Artificial intelligence (AI) built into its new chips can help make phones more personalized, or anticipate the actions and interests of their users, Yu said.

As examples, he said AI can enable real-time language translation, heed voice commands, or take advantage of augmented reality, which overlays text, sounds, graphics and video on real-world images phone users see in front of them.

Yu believes the new Kirin 970 chip’s speed and low power can translate into features that will give its phones an edge over the Apple iPhone 8 series, set to be unveiled on Sept. 12, and Samsung’s range of top-line phones announced this year. Huawei is the world’s No. 3 smartphone maker behind Samsung and Apple.

“Compared with Samsung and Apple, we have advantages,” Yu said in an interview during the annual IFA consumer electronics fair in Berlin. “Users are in for much faster (feature) performance, longer battery life and more compact design.”

Neural chips are not new, but using them in the consumer phone market is pioneering. What Huawei is doing is integrating the AI at the level of hardware, not just at the software level. It is having “Artificial intelligence (AI) built into its new chips”, beyond the software where many firms operate.

The Huawei Kirin chip illustration  [source: Huawei consumer]

It brings together classic computing, graphics, image and digital signal processing power that have typically required separate chips, taking up more space and slowing interaction between features within phones.

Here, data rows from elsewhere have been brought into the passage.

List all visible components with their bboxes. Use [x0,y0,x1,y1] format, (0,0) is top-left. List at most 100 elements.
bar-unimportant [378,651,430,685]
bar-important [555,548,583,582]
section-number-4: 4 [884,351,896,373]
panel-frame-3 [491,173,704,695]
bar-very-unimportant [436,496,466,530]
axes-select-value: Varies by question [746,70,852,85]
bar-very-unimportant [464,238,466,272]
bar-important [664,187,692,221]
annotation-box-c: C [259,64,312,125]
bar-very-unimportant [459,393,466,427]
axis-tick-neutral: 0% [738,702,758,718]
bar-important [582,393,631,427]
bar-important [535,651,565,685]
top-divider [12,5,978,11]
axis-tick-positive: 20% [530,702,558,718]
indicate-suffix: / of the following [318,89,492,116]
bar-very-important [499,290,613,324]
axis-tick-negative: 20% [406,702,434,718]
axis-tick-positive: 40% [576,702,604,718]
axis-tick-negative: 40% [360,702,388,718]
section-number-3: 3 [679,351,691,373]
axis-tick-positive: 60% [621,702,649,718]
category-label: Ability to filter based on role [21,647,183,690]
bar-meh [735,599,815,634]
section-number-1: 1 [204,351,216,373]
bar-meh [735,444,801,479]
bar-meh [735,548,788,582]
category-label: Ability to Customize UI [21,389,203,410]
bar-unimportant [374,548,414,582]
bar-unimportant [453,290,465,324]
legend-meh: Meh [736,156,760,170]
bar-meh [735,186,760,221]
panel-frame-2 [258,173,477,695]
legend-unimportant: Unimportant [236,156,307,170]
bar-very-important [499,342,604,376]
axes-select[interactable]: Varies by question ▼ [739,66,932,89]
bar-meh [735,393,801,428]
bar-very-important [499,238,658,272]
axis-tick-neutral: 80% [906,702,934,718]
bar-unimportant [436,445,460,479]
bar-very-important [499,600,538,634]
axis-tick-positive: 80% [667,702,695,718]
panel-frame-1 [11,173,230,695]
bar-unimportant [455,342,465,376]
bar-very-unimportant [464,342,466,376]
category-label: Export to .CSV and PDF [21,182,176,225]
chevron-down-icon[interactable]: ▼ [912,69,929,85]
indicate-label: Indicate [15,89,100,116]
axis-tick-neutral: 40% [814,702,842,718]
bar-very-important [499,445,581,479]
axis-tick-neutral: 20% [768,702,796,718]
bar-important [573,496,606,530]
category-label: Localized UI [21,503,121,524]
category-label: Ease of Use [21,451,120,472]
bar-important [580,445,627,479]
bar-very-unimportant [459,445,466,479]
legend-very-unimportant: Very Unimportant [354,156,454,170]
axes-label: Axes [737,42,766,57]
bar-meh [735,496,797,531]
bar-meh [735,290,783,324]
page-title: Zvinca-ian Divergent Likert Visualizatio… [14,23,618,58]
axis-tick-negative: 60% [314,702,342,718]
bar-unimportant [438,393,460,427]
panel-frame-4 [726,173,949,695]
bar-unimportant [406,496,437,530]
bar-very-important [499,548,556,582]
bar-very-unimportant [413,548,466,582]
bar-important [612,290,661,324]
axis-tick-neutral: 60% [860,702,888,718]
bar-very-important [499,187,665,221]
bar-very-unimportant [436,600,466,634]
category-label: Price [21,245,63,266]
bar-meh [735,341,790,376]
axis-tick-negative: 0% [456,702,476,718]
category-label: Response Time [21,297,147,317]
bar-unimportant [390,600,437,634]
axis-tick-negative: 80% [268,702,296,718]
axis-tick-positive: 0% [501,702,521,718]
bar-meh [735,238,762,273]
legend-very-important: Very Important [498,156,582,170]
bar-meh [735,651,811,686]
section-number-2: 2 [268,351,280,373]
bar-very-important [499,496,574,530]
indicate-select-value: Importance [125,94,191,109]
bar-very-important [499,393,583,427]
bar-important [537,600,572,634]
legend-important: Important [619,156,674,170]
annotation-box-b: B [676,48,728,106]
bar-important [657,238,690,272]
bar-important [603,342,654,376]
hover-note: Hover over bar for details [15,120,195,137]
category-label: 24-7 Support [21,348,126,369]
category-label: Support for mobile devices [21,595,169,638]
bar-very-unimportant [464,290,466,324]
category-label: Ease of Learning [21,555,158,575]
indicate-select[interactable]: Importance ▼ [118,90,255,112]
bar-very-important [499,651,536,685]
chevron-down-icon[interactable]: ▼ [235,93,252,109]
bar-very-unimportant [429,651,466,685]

Most importantly, Huawei aims to use the Kirin chips to differentiate its phones from a vast sea of competitors, including Samsung, who overwhelming rely on rival Snapdragon chips from Qualcomm, the market leader in mobile chip design. Among major phone makers, only Apple and Huawei now rely on their own core processors.

So in this race, Huawei is ahead of Samsung, because Samsung still uses Qualcomm Snapdragon. Chip design is not what you can clone. It requires a deeper level of engineering. So when they write-off China, be guided that most are not fair.

Huawei could be redefining the future of mobile and watch out for others to copy it. It has challenged Cisco to a draw, if you do not want to call it for Huawei. Its main problem, with competitors, is that it makes things free, because it always finds out the best way to make them cheaper. Besides any government support which everyone gets around the world, Huawei is winning on technology, not just on pricing. China deserves a lot of respect in the technology world.

I will not waste time here discussing Africa and what we can learn, except to say that the evolution of China offers us a clear roadmap towards our development. We can start small, and then over time, move to the upper level in the technology pyramid. China has stationed a good ladder and continues to climb, Africa must learn from that model.